When light is introduced into the end of an optical fiber, any ray of light that hits the end of the fiber at an angle greater than the critical angle will propagate through the fiber. Each time it hits the interface between the core and the cladding it is reflected back into the fiber. The angle of acceptance for the fiber is determined by the critical angle of the interface. If this angle is rotated, a cone is generated. Any light falling on the end of the fiber within this cone of acceptance will travel through the fiber. Once the light is inside the fiber it 'bounces' through the core, reflecting inward each time it hits the interface.

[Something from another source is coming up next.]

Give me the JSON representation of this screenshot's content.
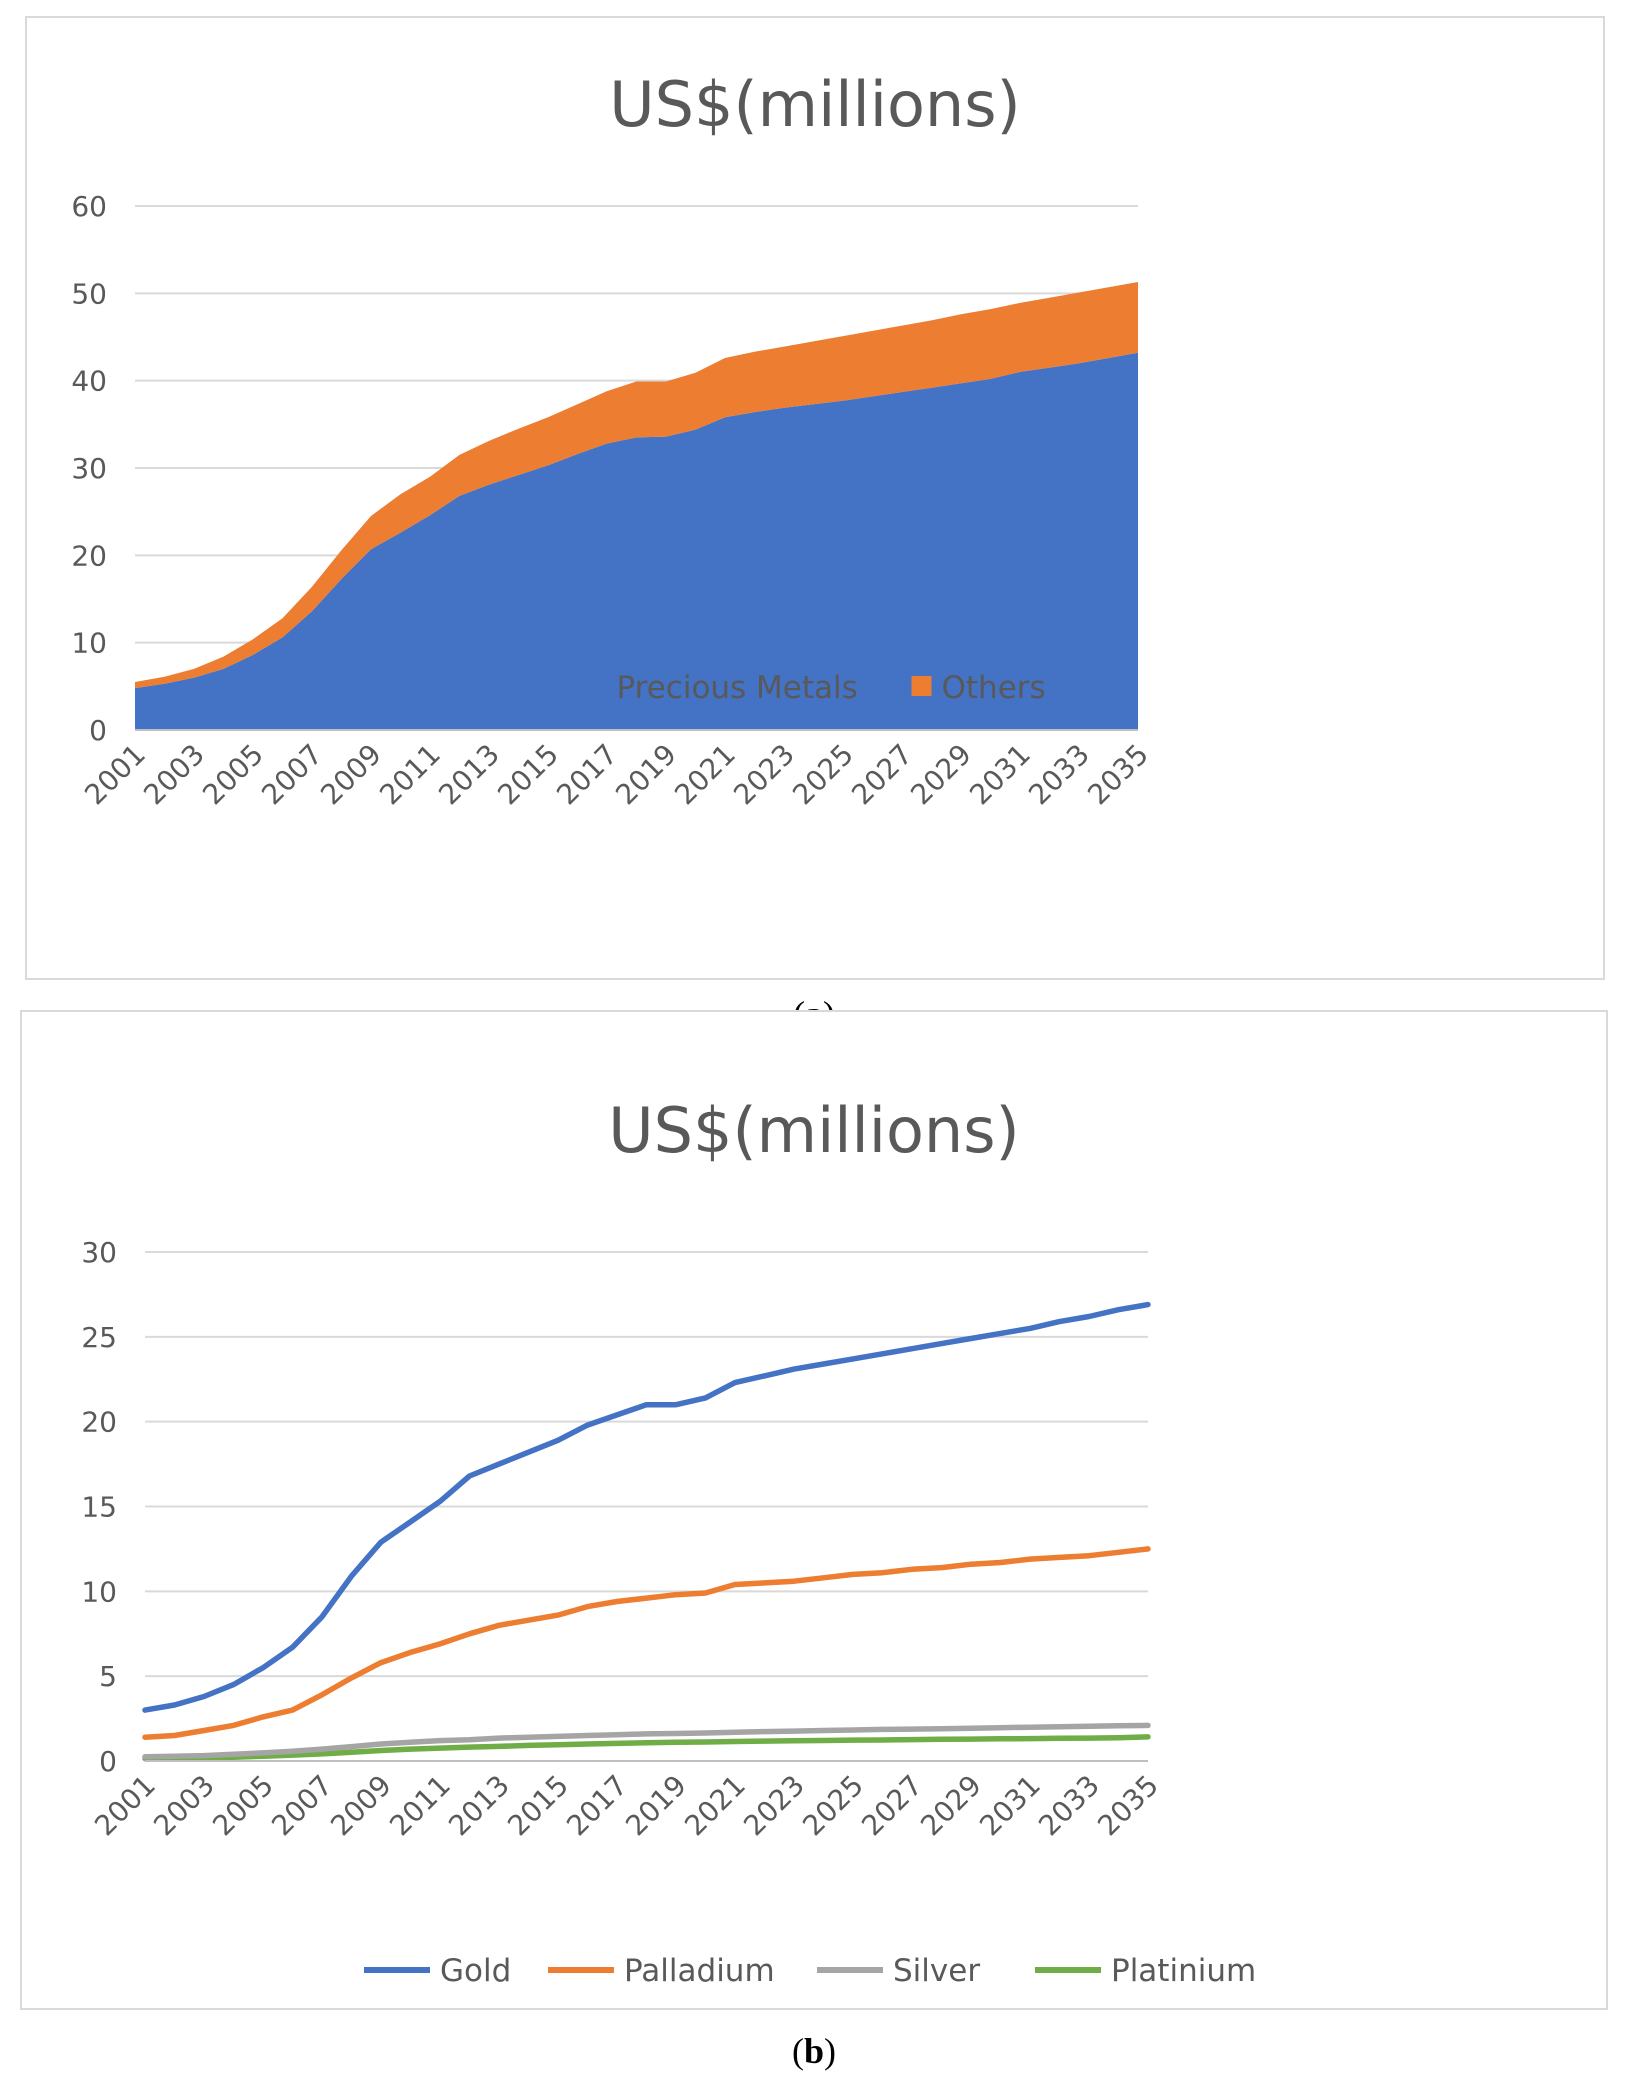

Figure 1 illustrates how light rays travel through the fiber, reflecting off the interface. If the physical dimensions of the core are relatively large individual rays of light will enter at slightly different angles and will reflect at different angles. Since they travel different paths through the fiber, the distance they travel also varies. As a result they arrive at the receiver at different times. A pulse signal sent through the fiber will emerge wider than it was sent, deteriorating the quality of the signal. This is called modal dispersion. Another effect that causes deterioration of the signal is chromatic dispersion. Chromatic dispersion is caused by light rays of different wavelengths traveling at different speeds through the fiber. When a series of pulses is sent through the fiber, modal and chromatic dispersion can eventually cause the pulse to merge into one long pulse and the data signal is lost.
Another characteristic of optical fiber is attenuation. Although the glass used in the core of optical fiber is extremely pure, it is not perfect. As a result light can be absorbed within the cable. Other signal losses include bending and scattering losses as well as losses due to connections. Connection loses can be caused by misalignment of the ends of the fiber or end surfaces not properly polished.